When using true biological data, the optimum number is likely to be
lower.
switching_genes <- filter_switchgenes(reference_sce,
allgenes = TRUE,
r2cutoff = 0,
topnum = 772)
# Plot the timeline using plot_timeline_ggplot
plot_timeline_ggplot(switching_genes,
timedata = colData(reference_sce)$Pseudotime,
txtsize = 3)
the
least informative genes have been removed from the timeline. the number
of uninformative genes would be greater with biological data. the
accuracy can be visualised using acuracy_test.
We can calculate the accuracy of PPR in the given trajectory by comparing the predicted position of the reference cells to their pseudotimes defined by slingshot.
# predict the position of cells in the reference trajectory.
reference_ppr <- predict_position(reference_sce, switching_genes)
# plot the accuracy of the prediction
accuracy_test(reference_ppr, reference_sce, plot = TRUE)
Binarize the gene expression data of the samples.
# First reduce the sample data to only include the switching genes.
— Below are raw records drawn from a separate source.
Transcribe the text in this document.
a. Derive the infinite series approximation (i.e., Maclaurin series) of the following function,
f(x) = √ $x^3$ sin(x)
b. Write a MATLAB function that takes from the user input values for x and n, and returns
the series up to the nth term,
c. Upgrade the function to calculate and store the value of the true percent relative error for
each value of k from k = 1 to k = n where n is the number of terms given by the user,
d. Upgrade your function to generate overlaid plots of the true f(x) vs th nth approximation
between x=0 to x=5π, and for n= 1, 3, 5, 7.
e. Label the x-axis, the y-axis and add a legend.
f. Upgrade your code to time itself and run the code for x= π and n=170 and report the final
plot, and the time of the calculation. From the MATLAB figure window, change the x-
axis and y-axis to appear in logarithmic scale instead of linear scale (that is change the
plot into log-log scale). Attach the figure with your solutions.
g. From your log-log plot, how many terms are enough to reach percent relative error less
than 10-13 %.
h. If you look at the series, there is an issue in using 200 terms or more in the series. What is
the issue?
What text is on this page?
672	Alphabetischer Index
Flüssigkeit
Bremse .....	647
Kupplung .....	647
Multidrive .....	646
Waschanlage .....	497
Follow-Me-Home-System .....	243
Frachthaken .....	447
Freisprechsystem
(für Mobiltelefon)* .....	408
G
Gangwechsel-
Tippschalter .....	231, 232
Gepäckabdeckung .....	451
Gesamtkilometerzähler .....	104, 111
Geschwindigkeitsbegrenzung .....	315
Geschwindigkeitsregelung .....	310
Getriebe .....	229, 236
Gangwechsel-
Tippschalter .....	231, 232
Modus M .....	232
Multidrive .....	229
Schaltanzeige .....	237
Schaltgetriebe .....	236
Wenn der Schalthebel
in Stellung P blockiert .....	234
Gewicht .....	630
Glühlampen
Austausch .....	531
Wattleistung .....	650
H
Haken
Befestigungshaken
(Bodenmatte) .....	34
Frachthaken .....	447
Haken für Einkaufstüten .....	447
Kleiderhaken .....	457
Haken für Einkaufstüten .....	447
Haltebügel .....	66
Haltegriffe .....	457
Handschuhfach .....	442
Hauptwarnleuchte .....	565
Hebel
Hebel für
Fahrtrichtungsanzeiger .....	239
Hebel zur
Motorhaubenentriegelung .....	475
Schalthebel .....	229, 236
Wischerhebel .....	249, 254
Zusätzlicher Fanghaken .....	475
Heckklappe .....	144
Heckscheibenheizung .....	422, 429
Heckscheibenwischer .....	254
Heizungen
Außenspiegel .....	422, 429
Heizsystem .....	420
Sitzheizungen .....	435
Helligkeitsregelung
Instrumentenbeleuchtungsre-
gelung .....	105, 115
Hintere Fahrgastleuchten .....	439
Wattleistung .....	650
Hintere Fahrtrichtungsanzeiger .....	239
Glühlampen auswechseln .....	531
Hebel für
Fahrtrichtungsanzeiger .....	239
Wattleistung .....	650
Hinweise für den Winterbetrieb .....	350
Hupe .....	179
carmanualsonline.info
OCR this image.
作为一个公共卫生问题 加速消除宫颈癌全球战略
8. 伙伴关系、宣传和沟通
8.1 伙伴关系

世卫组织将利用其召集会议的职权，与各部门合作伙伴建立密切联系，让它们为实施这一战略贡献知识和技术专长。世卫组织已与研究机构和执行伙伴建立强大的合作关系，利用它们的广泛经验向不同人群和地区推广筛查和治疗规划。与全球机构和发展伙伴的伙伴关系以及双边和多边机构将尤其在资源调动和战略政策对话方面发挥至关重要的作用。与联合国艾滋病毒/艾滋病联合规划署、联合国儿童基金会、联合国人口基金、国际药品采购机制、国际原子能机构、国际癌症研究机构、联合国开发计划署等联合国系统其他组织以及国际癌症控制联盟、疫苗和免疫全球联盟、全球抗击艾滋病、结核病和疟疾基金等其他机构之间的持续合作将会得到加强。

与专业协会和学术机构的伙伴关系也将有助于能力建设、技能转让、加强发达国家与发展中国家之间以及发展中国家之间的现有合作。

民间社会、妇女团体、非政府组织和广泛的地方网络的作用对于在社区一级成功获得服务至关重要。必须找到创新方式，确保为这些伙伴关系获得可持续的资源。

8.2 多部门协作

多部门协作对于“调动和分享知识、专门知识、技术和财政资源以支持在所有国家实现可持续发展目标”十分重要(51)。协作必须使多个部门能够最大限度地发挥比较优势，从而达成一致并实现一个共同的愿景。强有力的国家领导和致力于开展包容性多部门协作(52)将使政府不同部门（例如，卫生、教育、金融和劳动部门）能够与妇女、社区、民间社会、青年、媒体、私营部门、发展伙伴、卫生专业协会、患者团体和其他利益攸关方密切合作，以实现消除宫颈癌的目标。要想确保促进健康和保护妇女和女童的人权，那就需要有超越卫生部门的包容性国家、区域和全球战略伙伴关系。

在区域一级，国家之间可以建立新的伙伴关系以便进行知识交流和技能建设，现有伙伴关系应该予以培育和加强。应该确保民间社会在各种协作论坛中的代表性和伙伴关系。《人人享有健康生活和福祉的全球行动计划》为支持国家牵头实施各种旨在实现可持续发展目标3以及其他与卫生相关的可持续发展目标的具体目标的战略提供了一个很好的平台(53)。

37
samples_sce <- lapply(samples_sce, reduce_counts_matrix, switching_genes)
# binarize the expression data of the samples
samples_binarized <- lapply(samples_sce,
binarize_exp,
fix_cutoff = TRUE,
binarize_cutoff = 1,
ncores = 1)
Produce an estimate for the position of each cell in each sample. The prediction is stored as a PPR_OBJECT.
# Iterate through each Seurat object in the predicting their positons,
# on the reference trajectory, using PathPinpointR.
samples_ppr <- lapply(samples_binarized, predict_position, switching_genes)
plot the predicted position of each sample on the reference trajectory.
ppr_plot() +
# show the predicted position of the first sample
sample_prediction(samples_ppr[[1]], label = "Sample 1", col = "red") +
# inlcude the position of cells in the reference data, by they cluster labels.
reference_idents(reference_sce, "clust_names")
# show the predicted position of the second sample
sample_prediction(samples_ppr[[2]], label = "Sample 2", col = "blue")
# show the points at which selected genes switch.
switching_times(c("G1172", "G1346", "G901"), switching_genes)
A simpler plot of your results can be generated with the function ppr_vioplot().
ppr_vioplot(samples_ppr, reference_sce, ident = "clust_names")
By following this workflow, you will have: - generated a synthetic dataset, representing a developmental trajectory.
- subset the data to generate two proxy samples.
- run slingshot to produce pseudotime for each cell.
- binarized the gene expression data of the reference data.
- found the switching genes along the trajectory.
- predicted the position of the sample data on the reference trajectory.
- measured the accuracy of the prediction.
- visualised the predicted position of the samples on the reference trajectory.